Wells Fargo and Other Institutions Follow Suit
Wells Fargo has made similar changes, removing references to its annual pay equity review, which had previously compared compensation for women and underrepresented groups to their peers. While demographic data regarding its workforce remains disclosed, the bank has reframed its DEI commitments to focus more on fostering an inclusive work environment than on specific diversity initiatives.
Other prominent banks, including Capital One, U.S. Bank, and Truist, have also scaled back their DEI commitments. Truist, for example, has rebranded its “Teammate Diversity” section as “Teammate Composition,” further signalling a shift in its approach to diversity initiatives.

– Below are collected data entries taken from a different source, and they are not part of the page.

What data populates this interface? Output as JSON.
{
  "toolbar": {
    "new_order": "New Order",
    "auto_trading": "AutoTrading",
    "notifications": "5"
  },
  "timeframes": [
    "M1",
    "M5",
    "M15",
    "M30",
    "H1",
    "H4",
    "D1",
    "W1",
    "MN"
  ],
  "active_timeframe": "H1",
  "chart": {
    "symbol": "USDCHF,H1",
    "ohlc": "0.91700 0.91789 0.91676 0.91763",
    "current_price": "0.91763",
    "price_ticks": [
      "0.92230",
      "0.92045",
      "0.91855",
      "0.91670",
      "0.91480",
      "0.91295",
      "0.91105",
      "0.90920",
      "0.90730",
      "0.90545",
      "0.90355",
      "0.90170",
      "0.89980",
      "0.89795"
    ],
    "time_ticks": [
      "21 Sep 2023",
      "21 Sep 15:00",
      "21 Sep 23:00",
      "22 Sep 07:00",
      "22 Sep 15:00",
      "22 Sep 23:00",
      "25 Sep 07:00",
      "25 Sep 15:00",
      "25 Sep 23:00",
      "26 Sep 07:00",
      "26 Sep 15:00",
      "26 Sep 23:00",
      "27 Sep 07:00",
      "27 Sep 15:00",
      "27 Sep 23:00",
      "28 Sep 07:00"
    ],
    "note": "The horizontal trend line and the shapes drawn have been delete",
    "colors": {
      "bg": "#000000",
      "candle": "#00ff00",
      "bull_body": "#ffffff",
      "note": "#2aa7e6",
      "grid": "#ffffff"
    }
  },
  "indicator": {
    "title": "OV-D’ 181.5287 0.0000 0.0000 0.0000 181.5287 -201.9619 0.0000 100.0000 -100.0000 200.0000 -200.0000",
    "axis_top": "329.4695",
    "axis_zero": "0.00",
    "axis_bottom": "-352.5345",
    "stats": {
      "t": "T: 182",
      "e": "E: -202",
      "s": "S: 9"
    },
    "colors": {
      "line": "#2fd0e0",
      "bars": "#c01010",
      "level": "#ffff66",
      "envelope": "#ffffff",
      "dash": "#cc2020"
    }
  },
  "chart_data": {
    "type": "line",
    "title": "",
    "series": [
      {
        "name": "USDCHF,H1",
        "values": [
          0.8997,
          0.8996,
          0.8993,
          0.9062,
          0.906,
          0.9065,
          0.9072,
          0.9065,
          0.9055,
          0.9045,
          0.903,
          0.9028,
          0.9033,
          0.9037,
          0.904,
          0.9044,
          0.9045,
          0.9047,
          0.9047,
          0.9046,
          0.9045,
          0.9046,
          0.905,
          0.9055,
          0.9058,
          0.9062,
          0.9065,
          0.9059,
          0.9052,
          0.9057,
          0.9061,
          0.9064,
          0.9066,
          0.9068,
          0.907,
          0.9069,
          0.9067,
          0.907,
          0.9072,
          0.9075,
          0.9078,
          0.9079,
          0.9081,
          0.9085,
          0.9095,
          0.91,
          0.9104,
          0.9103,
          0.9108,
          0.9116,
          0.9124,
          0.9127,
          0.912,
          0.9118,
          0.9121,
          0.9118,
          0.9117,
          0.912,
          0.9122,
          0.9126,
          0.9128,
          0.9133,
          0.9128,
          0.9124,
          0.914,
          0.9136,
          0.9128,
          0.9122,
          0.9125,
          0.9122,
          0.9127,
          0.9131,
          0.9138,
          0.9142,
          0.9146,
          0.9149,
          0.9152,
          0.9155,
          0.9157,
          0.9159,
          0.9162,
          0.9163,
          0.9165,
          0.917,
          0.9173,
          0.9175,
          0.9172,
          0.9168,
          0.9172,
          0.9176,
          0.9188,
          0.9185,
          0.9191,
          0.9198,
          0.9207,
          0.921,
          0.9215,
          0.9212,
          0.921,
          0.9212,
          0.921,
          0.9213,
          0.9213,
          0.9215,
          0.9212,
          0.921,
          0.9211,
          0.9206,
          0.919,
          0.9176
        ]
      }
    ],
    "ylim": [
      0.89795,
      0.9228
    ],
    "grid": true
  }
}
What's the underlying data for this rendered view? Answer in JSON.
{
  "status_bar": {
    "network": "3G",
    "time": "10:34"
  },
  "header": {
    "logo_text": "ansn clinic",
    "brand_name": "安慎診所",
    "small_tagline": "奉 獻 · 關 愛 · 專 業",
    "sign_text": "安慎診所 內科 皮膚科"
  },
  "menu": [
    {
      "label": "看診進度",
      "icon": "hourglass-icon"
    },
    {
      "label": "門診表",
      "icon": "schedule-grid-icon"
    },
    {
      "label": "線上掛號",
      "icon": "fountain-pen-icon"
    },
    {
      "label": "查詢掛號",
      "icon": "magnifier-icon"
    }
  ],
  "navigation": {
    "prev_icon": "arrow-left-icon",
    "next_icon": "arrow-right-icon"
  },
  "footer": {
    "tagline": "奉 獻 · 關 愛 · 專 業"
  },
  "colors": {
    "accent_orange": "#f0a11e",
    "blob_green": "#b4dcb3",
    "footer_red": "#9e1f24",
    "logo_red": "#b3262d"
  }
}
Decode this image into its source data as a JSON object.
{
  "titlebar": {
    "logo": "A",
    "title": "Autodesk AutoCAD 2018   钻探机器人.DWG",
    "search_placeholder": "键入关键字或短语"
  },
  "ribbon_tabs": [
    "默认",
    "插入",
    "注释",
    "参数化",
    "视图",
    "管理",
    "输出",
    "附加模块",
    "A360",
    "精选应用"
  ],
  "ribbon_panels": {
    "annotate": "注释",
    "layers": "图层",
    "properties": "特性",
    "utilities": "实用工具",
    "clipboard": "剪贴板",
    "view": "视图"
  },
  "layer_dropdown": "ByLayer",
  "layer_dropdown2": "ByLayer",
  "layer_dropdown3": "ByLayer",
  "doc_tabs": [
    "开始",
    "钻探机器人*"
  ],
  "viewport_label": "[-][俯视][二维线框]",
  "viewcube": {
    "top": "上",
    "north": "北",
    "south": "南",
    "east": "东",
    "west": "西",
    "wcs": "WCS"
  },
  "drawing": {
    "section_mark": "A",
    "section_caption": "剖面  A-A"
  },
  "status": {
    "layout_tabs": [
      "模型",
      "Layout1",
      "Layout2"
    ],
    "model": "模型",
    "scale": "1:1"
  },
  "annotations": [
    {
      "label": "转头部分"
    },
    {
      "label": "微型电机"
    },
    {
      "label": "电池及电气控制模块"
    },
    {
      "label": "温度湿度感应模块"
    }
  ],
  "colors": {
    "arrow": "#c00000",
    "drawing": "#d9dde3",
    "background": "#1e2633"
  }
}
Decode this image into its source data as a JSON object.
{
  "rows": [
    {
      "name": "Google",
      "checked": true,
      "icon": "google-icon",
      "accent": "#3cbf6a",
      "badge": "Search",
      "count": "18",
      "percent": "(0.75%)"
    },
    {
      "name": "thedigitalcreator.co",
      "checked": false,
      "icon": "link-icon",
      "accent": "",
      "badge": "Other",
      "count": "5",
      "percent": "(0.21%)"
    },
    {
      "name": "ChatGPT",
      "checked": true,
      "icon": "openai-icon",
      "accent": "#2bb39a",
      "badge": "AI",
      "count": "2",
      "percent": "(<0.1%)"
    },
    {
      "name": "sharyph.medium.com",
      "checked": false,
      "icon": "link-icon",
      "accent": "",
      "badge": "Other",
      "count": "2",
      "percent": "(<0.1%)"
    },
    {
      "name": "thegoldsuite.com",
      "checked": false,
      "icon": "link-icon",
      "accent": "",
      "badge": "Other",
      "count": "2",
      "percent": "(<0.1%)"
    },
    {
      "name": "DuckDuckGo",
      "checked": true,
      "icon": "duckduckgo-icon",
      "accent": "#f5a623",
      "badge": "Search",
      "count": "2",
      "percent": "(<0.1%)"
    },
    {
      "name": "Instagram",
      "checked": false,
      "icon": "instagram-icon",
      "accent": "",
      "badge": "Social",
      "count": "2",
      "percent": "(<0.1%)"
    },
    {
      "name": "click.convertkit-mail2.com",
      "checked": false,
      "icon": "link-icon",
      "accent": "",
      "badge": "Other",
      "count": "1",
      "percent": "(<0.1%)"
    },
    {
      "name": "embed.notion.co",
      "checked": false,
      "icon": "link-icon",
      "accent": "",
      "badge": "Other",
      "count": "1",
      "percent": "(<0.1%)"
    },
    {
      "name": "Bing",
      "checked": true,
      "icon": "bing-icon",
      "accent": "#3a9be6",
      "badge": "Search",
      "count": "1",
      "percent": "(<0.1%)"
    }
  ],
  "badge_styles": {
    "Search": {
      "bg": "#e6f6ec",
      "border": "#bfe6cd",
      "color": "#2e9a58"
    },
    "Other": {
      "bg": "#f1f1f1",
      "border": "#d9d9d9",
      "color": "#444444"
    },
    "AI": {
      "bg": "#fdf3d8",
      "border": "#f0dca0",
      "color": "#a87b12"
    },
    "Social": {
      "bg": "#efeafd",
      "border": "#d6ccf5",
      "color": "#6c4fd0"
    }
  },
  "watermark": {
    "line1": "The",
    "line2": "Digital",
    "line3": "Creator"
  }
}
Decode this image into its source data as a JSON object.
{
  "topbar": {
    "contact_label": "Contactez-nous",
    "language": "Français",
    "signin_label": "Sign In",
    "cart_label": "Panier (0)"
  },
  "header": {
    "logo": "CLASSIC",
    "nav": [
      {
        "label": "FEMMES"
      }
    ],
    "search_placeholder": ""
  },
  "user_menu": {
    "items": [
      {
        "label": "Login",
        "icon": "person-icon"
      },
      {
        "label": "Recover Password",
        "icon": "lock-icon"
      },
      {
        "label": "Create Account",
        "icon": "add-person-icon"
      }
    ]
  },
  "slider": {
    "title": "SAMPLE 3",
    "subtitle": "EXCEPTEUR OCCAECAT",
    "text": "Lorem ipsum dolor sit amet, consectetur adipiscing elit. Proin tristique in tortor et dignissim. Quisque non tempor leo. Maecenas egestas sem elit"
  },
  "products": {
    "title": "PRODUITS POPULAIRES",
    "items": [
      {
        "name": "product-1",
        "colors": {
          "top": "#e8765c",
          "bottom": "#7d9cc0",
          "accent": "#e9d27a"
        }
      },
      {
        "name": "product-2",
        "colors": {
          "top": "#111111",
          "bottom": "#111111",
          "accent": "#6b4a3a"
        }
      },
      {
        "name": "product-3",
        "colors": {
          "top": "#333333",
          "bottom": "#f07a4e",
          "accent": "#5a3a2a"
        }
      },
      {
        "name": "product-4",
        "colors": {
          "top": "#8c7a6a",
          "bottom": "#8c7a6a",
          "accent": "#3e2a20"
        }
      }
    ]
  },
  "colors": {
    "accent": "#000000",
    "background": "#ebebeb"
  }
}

The Broader Shift in Corporate Strategy
This scaling back of DEI commitments underscores a broader trend across the financial industry, reflecting increased political and legal scrutiny of corporate diversity programmes. As banks adapt to a more polarised regulatory environment, they are recalibrating their strategies to balance compliance with current policies while maintaining their reputation and employee engagement.
Despite these adjustments, BofA CEO Brian Moynihan has emphasised that the bank remains committed to fostering inclusion, pointing to efforts to recruit from lower-income communities. However, his comments at a recent Economic Club event notably avoided specific references to DEI policies, instead highlighting broader workforce opportunities.
Implications for the Future
The reduction in DEI language and commitments has significant long-term implications for the financial sector. As banks adjust their approaches to corporate social responsibility, business leaders and investors must consider the wider impact on corporate image, workforce engagement, and operational effectiveness. The trend also calls attention to the growing need for businesses to reassess the value of DEI programmes in the face of mounting regulatory scrutiny.
For companies navigating this changing landscape, it’s essential to remain flexible and responsive to the evolving political climate while continuing to foster an inclusive and effective workplace. This trend could mark a turning point in how DEI initiatives are implemented, with a growing emphasis on the tangible benefits to both the workforce and the bottom line.